Ah. He was attempting to discover if she worked the cards to satisfy an addiction. Well, she picked up a deck to experience a euphoria, but not for the type he understood. "I don't...gamble."

"How's that?"

"I...play!"

"Explain it to me."

If he were any other man, she would have shown him the door. Injured ankle. Kindness to her. His charm, notwithstanding.

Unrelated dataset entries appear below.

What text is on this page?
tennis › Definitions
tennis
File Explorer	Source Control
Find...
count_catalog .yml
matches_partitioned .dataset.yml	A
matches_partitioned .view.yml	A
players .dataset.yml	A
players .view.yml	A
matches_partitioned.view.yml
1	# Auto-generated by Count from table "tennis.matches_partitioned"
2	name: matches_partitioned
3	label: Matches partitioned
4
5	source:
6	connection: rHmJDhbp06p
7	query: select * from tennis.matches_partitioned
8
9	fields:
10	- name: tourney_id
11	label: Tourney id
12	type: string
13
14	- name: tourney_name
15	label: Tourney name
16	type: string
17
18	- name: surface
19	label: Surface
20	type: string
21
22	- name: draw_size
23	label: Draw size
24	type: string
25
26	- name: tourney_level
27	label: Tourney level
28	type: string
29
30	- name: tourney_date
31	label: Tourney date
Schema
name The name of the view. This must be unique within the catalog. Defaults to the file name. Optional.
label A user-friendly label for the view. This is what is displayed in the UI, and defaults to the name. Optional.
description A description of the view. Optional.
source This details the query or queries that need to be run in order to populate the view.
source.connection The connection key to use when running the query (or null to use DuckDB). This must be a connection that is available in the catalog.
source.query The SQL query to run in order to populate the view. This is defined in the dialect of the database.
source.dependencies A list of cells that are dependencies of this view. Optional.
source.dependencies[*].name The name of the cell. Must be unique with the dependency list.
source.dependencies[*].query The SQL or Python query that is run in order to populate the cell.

"I know how to play well. With insight and skill. I can count and see what others have. And I use that to my benefit. My ability makes me strong. Competent."

"You are that without gambling."

"Kind of you to say, sir. But let's be honest, you have known me less than one day."

"I have known you well enough that you told me how you dance with abandon."

"Oh, Rory." Tears surprised her. She brushed at them. "That is a saying."

"Yes. Which comes from the need to be free."

She nodded and glanced at her clasped hands.

He took them both in his. "Free of what, Fee?"

She met his gaze.

"Of what must you be free?"

"Such a long tale. You would be bored."